Various implementations include a speaker. In some particular cases, the speaker includes: a High Frequency (HF) driver; a Low Frequency (LF) driver arranged coaxially with the HF driver; and a waveguide covering the acoustic radiation surface of the LF driver, the waveguide having an aperture pattern such that the acoustic radiation pattern of the LF driver matches the acoustic radiation pattern of the HF driver at a reference position.

Description

Coaxial waveguide

Technical Field

The present disclosure relates generally to speakers. More particularly, the present disclosure relates to a speaker having a coaxial waveguide for controlling the sound radiation pattern from a low frequency driver and a high frequency driver.

Background

There is an increasing demand for thin speaker applications. However, as the depth of the speaker decreases, the distance between the low frequency driver (woofer) and the high frequency driver (tweeter) decreases, which can present acoustic challenges. For example, the beamwidth of the low frequency driver may be difficult to control under these conditions. Conventional speakers do not address these challenges.

Disclosure of Invention

All examples and features mentioned below can be combined in any technically possible manner.

Various implementations include a speaker with a coaxial waveguide. In additional implementations, a coaxial waveguide is used to control the acoustic output of the speaker.
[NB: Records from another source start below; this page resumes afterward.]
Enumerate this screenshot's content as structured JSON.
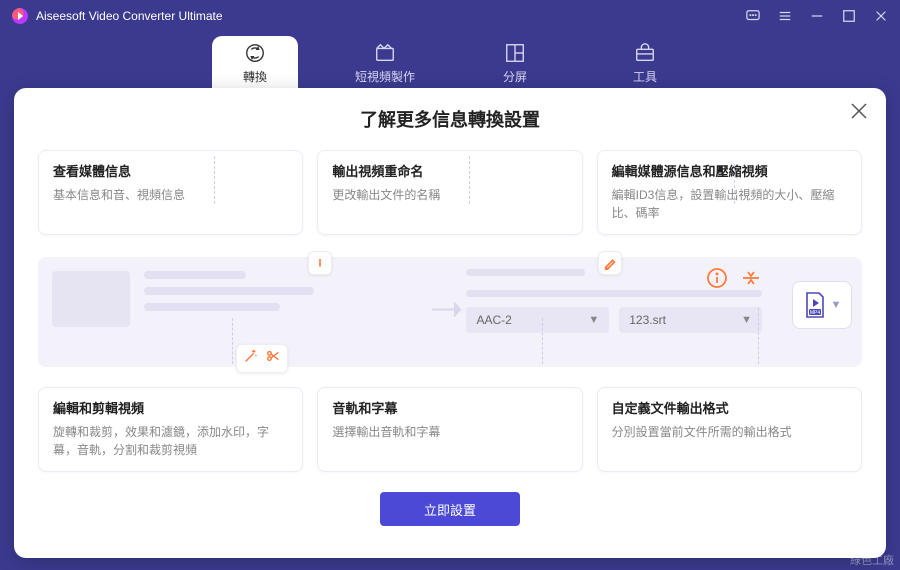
{
  "app": {
    "title": "Aiseesoft Video Converter Ultimate"
  },
  "nav": {
    "convert": "轉換",
    "mv": "短視頻製作",
    "collage": "分屏",
    "toolbox": "工具"
  },
  "panel": {
    "title": "了解更多信息轉換設置",
    "cta": "立即設置"
  },
  "cards": {
    "top1": {
      "title": "查看媒體信息",
      "desc": "基本信息和音、視頻信息"
    },
    "top2": {
      "title": "輸出視頻重命名",
      "desc": "更改輸出文件的名稱"
    },
    "top3": {
      "title": "編輯媒體源信息和壓縮視頻",
      "desc": "編輯ID3信息，設置輸出視頻的大小、壓縮比、碼率"
    },
    "bot1": {
      "title": "編輯和剪輯視頻",
      "desc": "旋轉和裁剪，效果和濾鏡，添加水印，字幕，音軌，分割和裁剪視頻"
    },
    "bot2": {
      "title": "音軌和字幕",
      "desc": "選擇輸出音軌和字幕"
    },
    "bot3": {
      "title": "自定義文件輸出格式",
      "desc": "分別設置當前文件所需的輸出格式"
    }
  },
  "work": {
    "audio_select": "AAC-2",
    "subtitle_select": "123.srt",
    "format_label": "MP4"
  },
  "watermark": "綠色工廠"
}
In some particular aspects, a speaker includes: a High Frequency (HF) driver; a Low Frequency (LF) driver arranged coaxially with the HF driver; and a waveguide covering the acoustic radiation surface of the LF driver, the waveguide having an aperture pattern such that the acoustic radiation pattern of the LF driver matches the acoustic radiation pattern of the HF driver at a reference position.

In another aspect, a speaker includes: a High Frequency (HF) driver; a Low Frequency (LF) driver arranged coaxially with the HF driver; a waveguide covering the acoustic radiation surface of the LF driver, the waveguide having a plate with a plurality of holes extending axially therethrough, wherein the acoustic radiation pattern of the LF driver matches the acoustic radiation pattern of the HF driver at a reference position; and a batting positioned between the waveguide and the LF driver, wherein the batting controls cavity resonance between the LF driver and the waveguide.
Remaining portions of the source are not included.